To create an OpenMDAO plugin from scratch, it may be helpful to use the openmdao scaffold tool. It will automatically generate the directory structure for a python package and will define the entry point of a type that you specify. For example, to create a scaffold for a python package called mypackage that contains a component plugin that’s an ExplicitComponent called MyComp, do the following:

openmdao scaffold --base=ExplicitComponent --class=MyComp --package=mypackage

To instead create a package containing an openmdao command line tool called hello in a package called myhello, do the following:

openmdao scaffold --cmd=hello --package=myhello

Converting Existing Classes to Plugins

If you already have a package containing components, groups, etc. that work in the OpenMDAO framework, all you need to do to register them as plugins is to define an entry point in your setup.py file for each one.

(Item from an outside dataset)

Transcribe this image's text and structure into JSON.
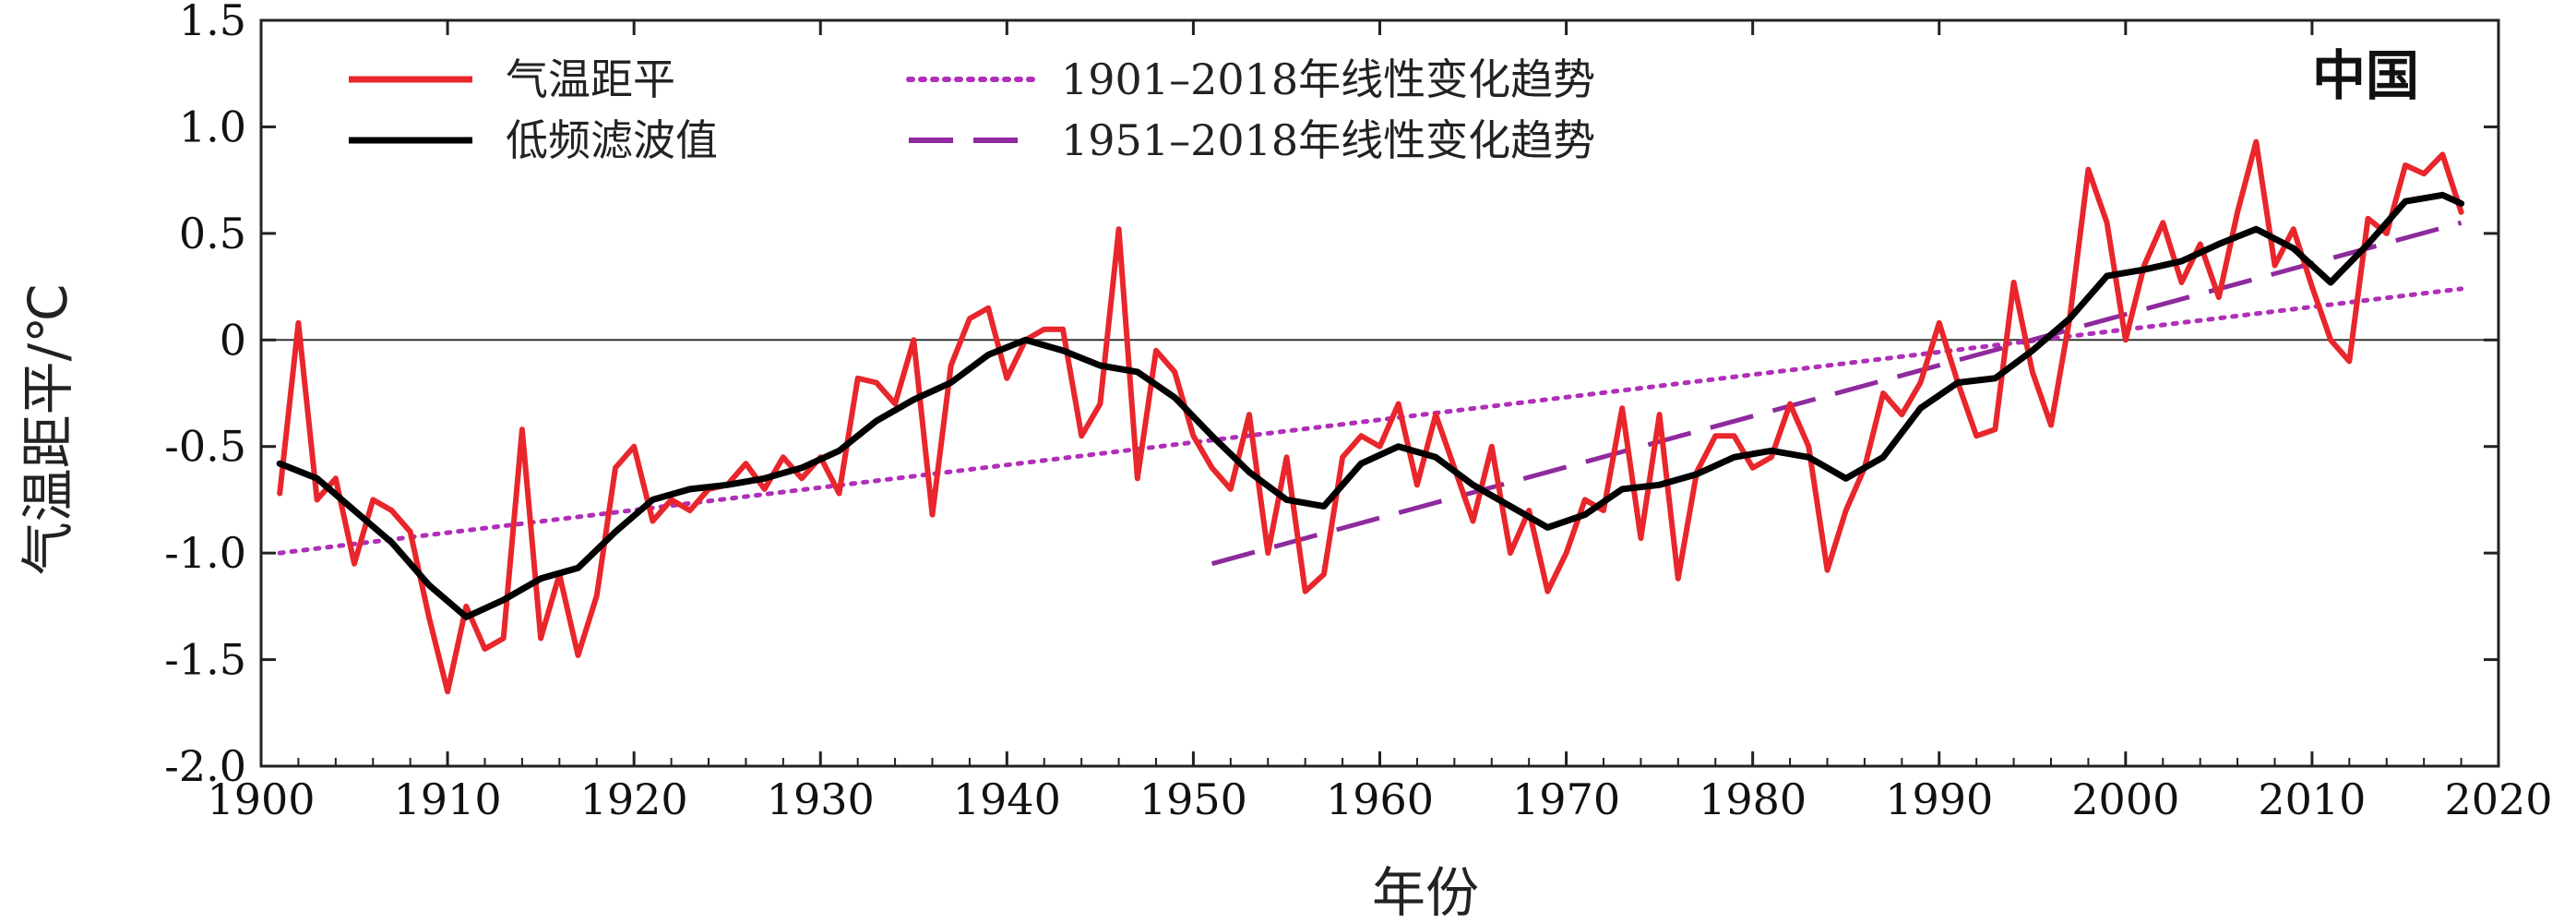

You can use the openmdao compute_entry_points command line tool to help you do this. Running the tool with your installed package name will print out a list of all of the openmdao entry points required to register any openmdao compatible classes it finds in your package. For example, if your package is called mypackage, you can list its entry points using

openmdao compute_entry_points mypackage

The entry points will be printed out in a form that can be pasted as a setup argument into your setup.py file.

Plugin Checklist

To recap, to fully integrate your plugin into the OpenMDAO plugin infrastructure, you must do all of the following:

  1. The plugin will be part of a pip-installable python package.

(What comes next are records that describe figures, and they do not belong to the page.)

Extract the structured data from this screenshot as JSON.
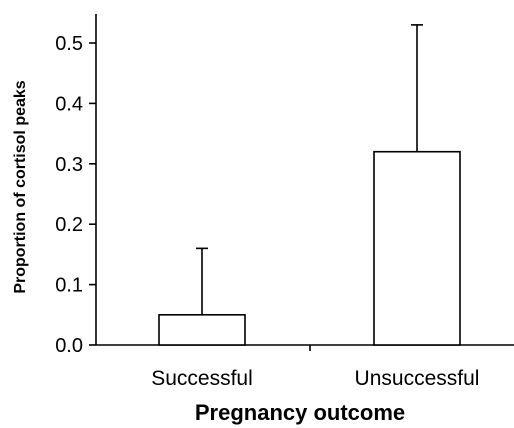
{
  "chart_data": {
    "type": "bar",
    "title": "",
    "xlabel": "Pregnancy outcome",
    "ylabel": "Proportion of cortisol peaks",
    "categories": [
      "Successful",
      "Unsuccessful"
    ],
    "values": [
      0.05,
      0.32
    ],
    "error_upper": [
      0.16,
      0.53
    ],
    "ylim": [
      0,
      0.55
    ],
    "yticks": [
      "0.0",
      "0.1",
      "0.2",
      "0.3",
      "0.4",
      "0.5"
    ],
    "grid": false,
    "bar_fill": "#ffffff",
    "bar_stroke": "#000000"
  }
}
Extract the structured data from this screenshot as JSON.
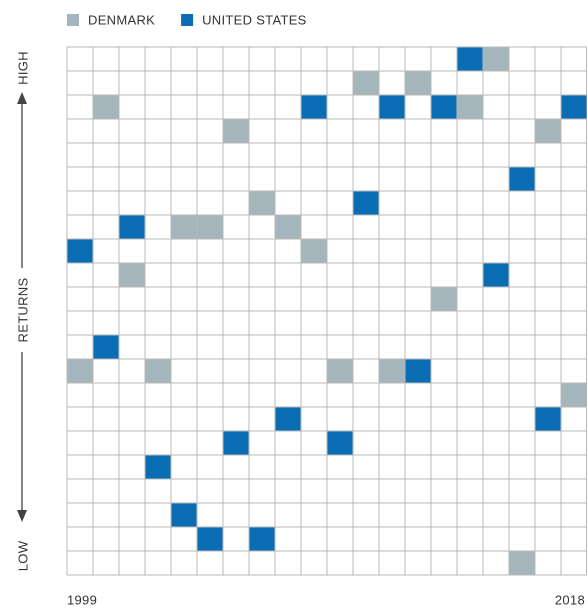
{
  "chart_data": {
    "type": "rank_grid",
    "y_axis_labels": {
      "top": "HIGH",
      "middle": "RETURNS",
      "bottom": "LOW"
    },
    "categories": [
      "1999",
      null,
      null,
      null,
      null,
      null,
      null,
      null,
      null,
      null,
      null,
      null,
      null,
      null,
      null,
      null,
      null,
      null,
      null,
      "2018"
    ],
    "ylim": [
      1,
      22
    ],
    "y_inverted": true,
    "series": [
      {
        "name": "DENMARK",
        "color": "#a4b6bc",
        "values": [
          14,
          3,
          10,
          14,
          8,
          8,
          4,
          7,
          8,
          9,
          14,
          2,
          14,
          2,
          11,
          3,
          1,
          22,
          4,
          15
        ]
      },
      {
        "name": "UNITED STATES",
        "color": "#0b6db3",
        "values": [
          9,
          13,
          8,
          18,
          20,
          21,
          17,
          21,
          16,
          3,
          17,
          7,
          3,
          14,
          3,
          1,
          10,
          6,
          16,
          3
        ]
      }
    ]
  }
}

  2. An entry point will be added to the appropriate entry point group (see above) of the entry_points argument passed to the setup call in the setup.py file for the python package containing the plugin.

  3. If the package resides in a public github repository, the openmdao topic will be added to the repository, along with topics for each openmdao entry point group (with underscores converted to dashes, e.g., openmdao_component becomes openmdao-component) that contains an openmdao entry point found in the package.

  4. If the package resides on the Python Package Index (PyPI), the string openmdao should be mentioned in the package summary.

  5. To support the future ability to query PyPI package keywords, any openmdao entry point groups used by the package should be added to the keywords argument to the setup call in the setup.py file for the package.